In March 2015, a plethora of millionaire artists came together to help promote Jay Z’s new streaming service, Tidal, which he bought for a measly $56 million. The press conference was an extensive, laughable mess—artists making claims about changing music’s landscape, and even our beloved Beyoncé referring to Tidal as a “movement ,” as if the proceeds would fund social change instead of their summer yachts and haute couture.
Tidal also offers a 320 kbps premium service for 10 dollars per month, and a high-fidelity, 1411 kbps package for 20 dollars. In retrospect, Tidal is essentially the evolved version of Spotify: aesthetically pleasing and well organized, smooth transitioning from page to page, and entire tabs dedicated to up-and-coming artists. Although there is no external desktop app like Spotify’s (which mostly means you have to click pause instead of hitting the keyboard button — a true struggle), the online edition feels less cluttered, easier to navigate, and the personalized library feels generally more accessible than its competitors.
Tidal’s downfall comes with its lack of a free service. Nicki Minaj once said she would only charge her fans for how much she knows they can afford, but released two Tidal-exclusive music videos over the course of one week. Minaj is also the only artist who has released significant exclusive content through the service, which was Tidal’s initial selling point.

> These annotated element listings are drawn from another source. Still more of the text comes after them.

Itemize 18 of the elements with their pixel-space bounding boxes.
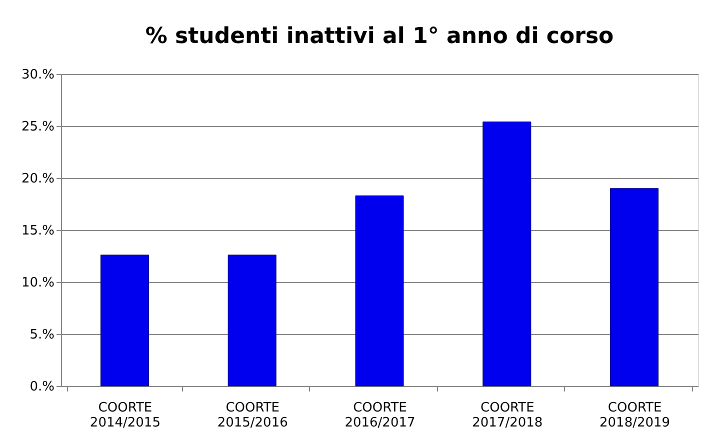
y-tick-label: 10.% <box>21 276 54 290</box>
y-tick-label: 15.% <box>21 224 54 238</box>
bar <box>100 254 149 386</box>
y-tick-label: 5.% <box>30 328 54 342</box>
x-tick-label: COORTE 2018/2019 <box>600 400 670 430</box>
bar <box>482 122 532 386</box>
x-tick-label: COORTE 2016/2017 <box>344 400 416 430</box>
y-tick-label: 25.% <box>21 120 54 134</box>
chart-title: % studenti inattivi al 1° anno di corso <box>145 24 614 49</box>
x-tick-label: COORTE 2017/2018 <box>472 400 543 430</box>
x-tick-label: COORTE 2015/2016 <box>217 400 288 430</box>
bar <box>228 254 276 386</box>
y-tick-label: 0.% <box>30 380 54 394</box>
y-tick-label: 30.% <box>21 68 54 82</box>
y-tick-label: 20.% <box>21 172 54 186</box>
x-tick-label: COORTE 2014/2015 <box>90 400 160 430</box>
bar <box>355 195 404 386</box>
bar <box>610 188 659 386</box>
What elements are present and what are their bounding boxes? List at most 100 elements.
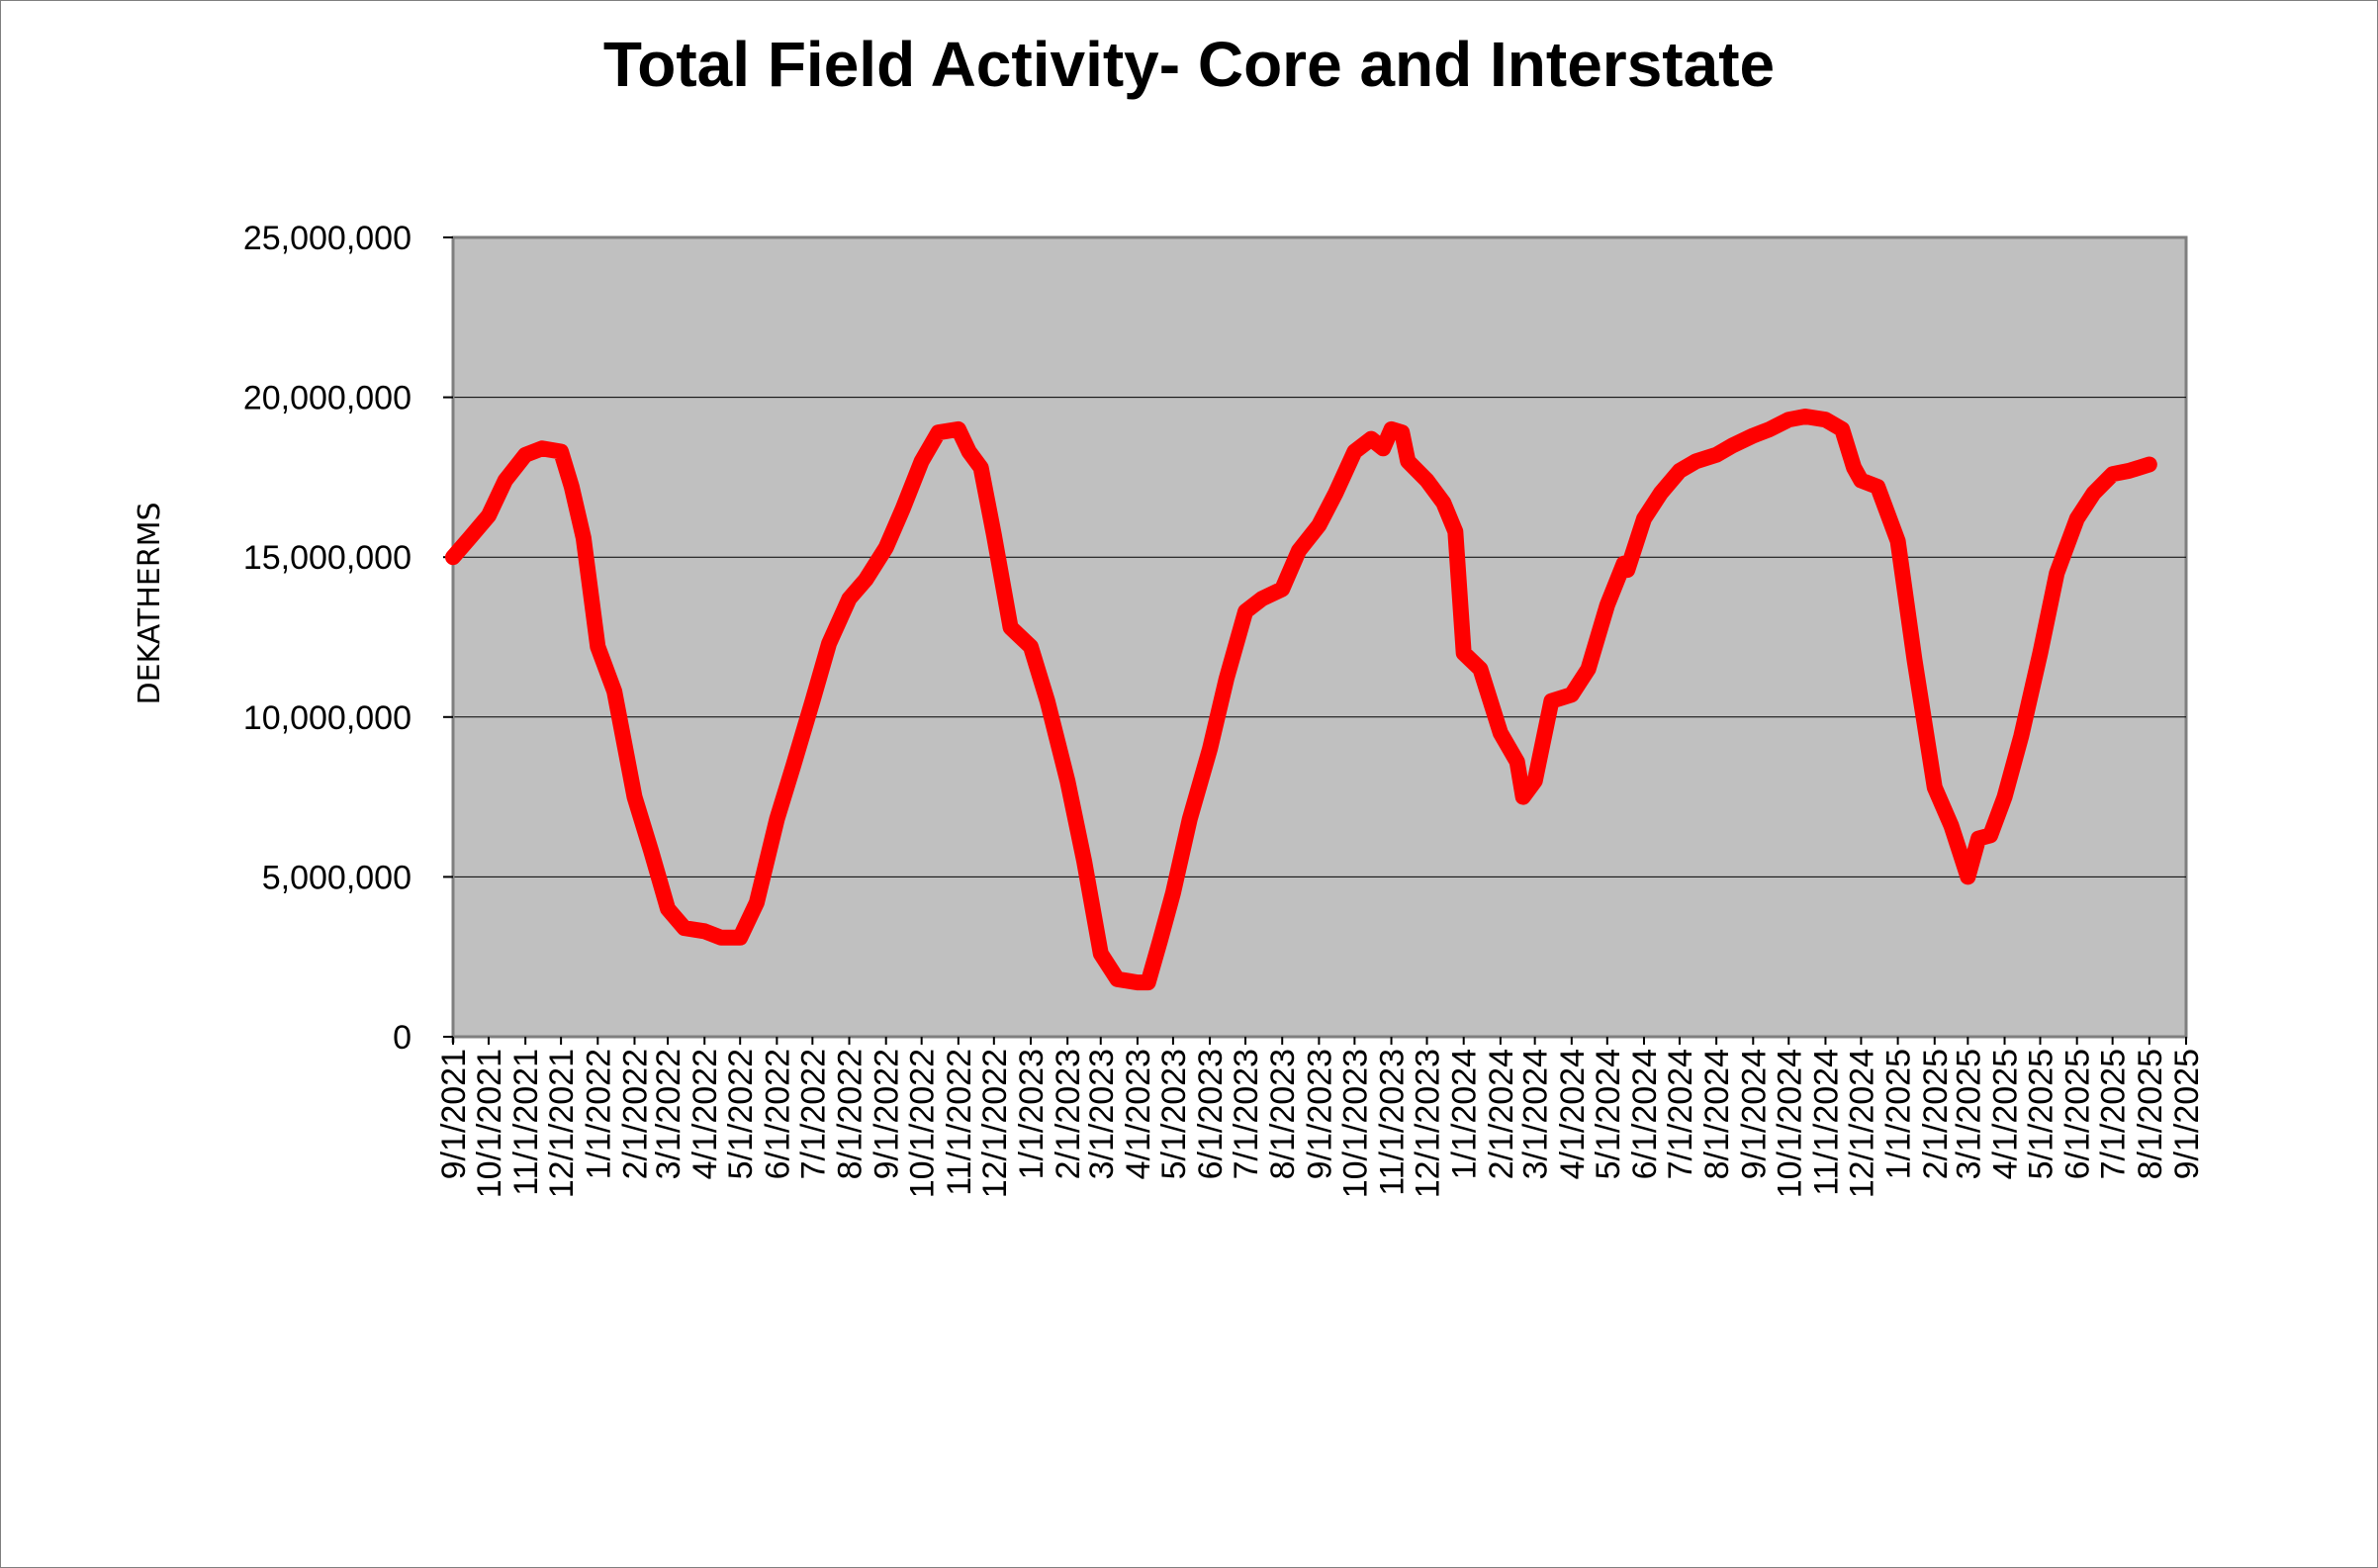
x-tick-label: 1/1/2022 <box>580 1049 617 1179</box>
data-point <box>1676 466 1684 475</box>
data-point <box>1821 415 1830 424</box>
x-tick-label: 8/1/2023 <box>1264 1049 1302 1179</box>
data-point <box>964 447 973 456</box>
x-tick-label: 7/1/2024 <box>1662 1049 1699 1179</box>
x-tick-label: 1/1/2025 <box>1880 1049 1918 1179</box>
data-point <box>1367 434 1376 443</box>
data-point <box>1451 527 1460 536</box>
x-tick-label: 5/1/2025 <box>2023 1049 2060 1179</box>
data-point <box>898 505 907 513</box>
data-point <box>1930 783 1939 791</box>
data-point <box>2017 732 2026 741</box>
data-point <box>736 933 745 942</box>
data-point <box>808 696 817 705</box>
data-point <box>1496 729 1505 737</box>
data-point <box>1043 696 1052 705</box>
x-tick-label: 8/1/2024 <box>1698 1049 1736 1179</box>
x-tick-label: 6/1/2024 <box>1626 1049 1664 1179</box>
x-tick-label: 2/1/2023 <box>1050 1049 1087 1179</box>
data-point <box>1619 559 1628 568</box>
x-tick-label: 5/1/2023 <box>1155 1049 1193 1179</box>
data-point <box>2036 649 2045 658</box>
x-tick-label: 12/1/2024 <box>1843 1049 1880 1198</box>
data-point <box>567 483 576 492</box>
data-point <box>773 815 781 824</box>
data-point <box>1893 537 1902 545</box>
data-point <box>2108 470 2117 479</box>
data-point <box>1712 450 1721 459</box>
x-tick-label: 9/1/2022 <box>869 1049 906 1179</box>
data-point <box>1547 696 1556 705</box>
data-point <box>1315 520 1324 529</box>
chart-title: Total Field Activity- Core and Interstat… <box>602 29 1776 100</box>
y-axis: 0 5,000,000 10,000,000 15,000,000 20,000,000… <box>243 220 455 1057</box>
y-tick-label: 10,000,000 <box>243 699 412 737</box>
data-point <box>1530 777 1539 785</box>
data-point <box>630 792 639 801</box>
x-tick-label: 10/1/2023 <box>1336 1049 1374 1198</box>
x-tick-label: 7/1/2022 <box>794 1049 832 1179</box>
series-layer <box>445 409 2157 991</box>
data-point <box>1838 424 1847 433</box>
x-tick-label: 9/1/2024 <box>1735 1049 1773 1179</box>
data-point <box>1766 424 1775 433</box>
data-point <box>449 553 457 562</box>
x-tick-label: 10/1/2024 <box>1771 1049 1808 1198</box>
x-tick-label: 8/1/2022 <box>832 1049 869 1179</box>
data-point <box>1133 978 1142 987</box>
x-tick-label: 11/1/2021 <box>507 1049 545 1196</box>
data-point <box>1518 792 1527 801</box>
data-point <box>954 424 962 433</box>
data-point <box>1964 873 1972 881</box>
data-point <box>594 642 602 651</box>
data-point <box>825 639 834 648</box>
data-point <box>1350 447 1359 456</box>
data-point <box>1567 691 1576 699</box>
x-tick-label: 6/1/2025 <box>2059 1049 2097 1179</box>
data-point <box>1278 585 1287 594</box>
data-point <box>1387 424 1396 433</box>
data-point <box>1874 483 1882 492</box>
data-point <box>1185 815 1194 824</box>
x-tick-label: 2/1/2025 <box>1917 1049 1955 1179</box>
data-point <box>501 476 509 485</box>
x-tick-label: 1/1/2024 <box>1446 1049 1484 1179</box>
data-point <box>2145 460 2153 469</box>
data-point <box>1422 476 1431 485</box>
x-tick-label: 4/1/2025 <box>1987 1049 2025 1179</box>
data-point <box>934 428 943 437</box>
x-tick-label: 6/1/2022 <box>759 1049 796 1179</box>
data-point <box>1295 546 1303 555</box>
data-point <box>1096 950 1105 958</box>
data-point <box>845 595 854 603</box>
data-point <box>753 898 761 907</box>
data-point <box>1168 888 1177 897</box>
data-point <box>1749 431 1758 440</box>
data-point <box>1656 489 1665 498</box>
data-point <box>917 457 926 466</box>
data-point <box>537 444 546 453</box>
y-axis-label: DEKATHERMS <box>133 502 167 704</box>
data-point <box>1459 649 1468 658</box>
x-tick-label: 8/1/2025 <box>2132 1049 2169 1179</box>
data-point <box>700 927 709 936</box>
x-tick-label: 4/1/2023 <box>1120 1049 1157 1179</box>
data-point <box>485 511 493 520</box>
data-point <box>1241 607 1250 616</box>
x-tick-label: 9/1/2025 <box>2168 1049 2206 1179</box>
data-point <box>1947 821 1956 830</box>
x-tick-label: 3/1/2025 <box>1950 1049 1987 1179</box>
data-point <box>1801 413 1810 420</box>
data-point <box>465 533 474 542</box>
data-point <box>1692 457 1700 466</box>
data-point <box>1623 566 1632 575</box>
data-point <box>610 687 619 695</box>
data-point <box>1379 444 1388 453</box>
data-point <box>647 847 656 856</box>
data-point <box>881 543 890 552</box>
data-point <box>1439 499 1448 507</box>
data-point <box>2072 514 2081 523</box>
data-point <box>1080 857 1088 866</box>
data-point <box>579 533 588 542</box>
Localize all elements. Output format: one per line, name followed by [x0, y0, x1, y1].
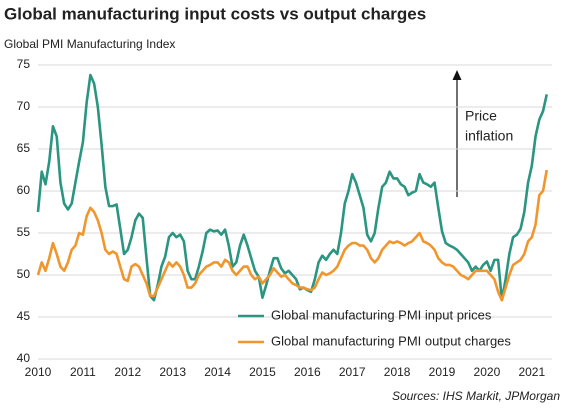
- y-tick-label: 65: [17, 141, 31, 155]
- y-tick-label: 40: [17, 351, 31, 365]
- x-tick-label: 2021: [518, 365, 545, 379]
- x-tick-label: 2019: [429, 365, 456, 379]
- legend-label: Global manufacturing PMI input prices: [271, 307, 492, 322]
- x-tick-label: 2016: [294, 365, 321, 379]
- x-tick-label: 2011: [70, 365, 96, 379]
- x-tick-label: 2014: [204, 365, 231, 379]
- y-axis-label: Global PMI Manufacturing Index: [4, 37, 175, 51]
- y-tick-label: 70: [17, 99, 31, 113]
- data-line: [36, 169, 549, 302]
- x-tick-label: 2013: [159, 365, 186, 379]
- y-tick-label: 50: [17, 267, 31, 281]
- x-tick-label: 2018: [384, 365, 411, 379]
- y-tick-label: 55: [17, 225, 31, 239]
- annotation-arrowhead: [452, 70, 462, 80]
- y-tick-label: 60: [17, 183, 31, 197]
- annotation-text: inflation: [465, 128, 513, 144]
- chart-title: Global manufacturing input costs vs outp…: [4, 4, 426, 23]
- annotation-text: Price: [465, 108, 497, 124]
- data-line: [36, 73, 549, 302]
- x-tick-label: 2012: [114, 365, 141, 379]
- source: Sources: IHS Markit, JPMorgan: [392, 389, 560, 403]
- x-tick-label: 2020: [474, 365, 501, 379]
- y-tick-label: 75: [17, 57, 31, 71]
- x-tick-label: 2010: [25, 365, 52, 379]
- legend-label: Global manufacturing PMI output charges: [271, 333, 511, 348]
- x-tick-label: 2015: [249, 365, 276, 379]
- y-tick-label: 45: [17, 309, 31, 323]
- x-tick-label: 2017: [339, 365, 366, 379]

The press has been relentless, and the damage was done the moment Madonna straddled the press conference’s table to sign the contract. Although Tidal seems to be holding on financially, the service is doomed to fail. Amidst reports of Sony threatening to remove Beyoncé’s music from the service, Nicki Minaj’s single-handed promotion, and still no Taylor Swift, my money is on Spotify.
Editor’s note: A previous version of this article stated that Minaj was the only artist to release exclusive content on Tidal at all; in fact, Rihanna has also released an exclusive single on the service. The article has been edited to reflect this.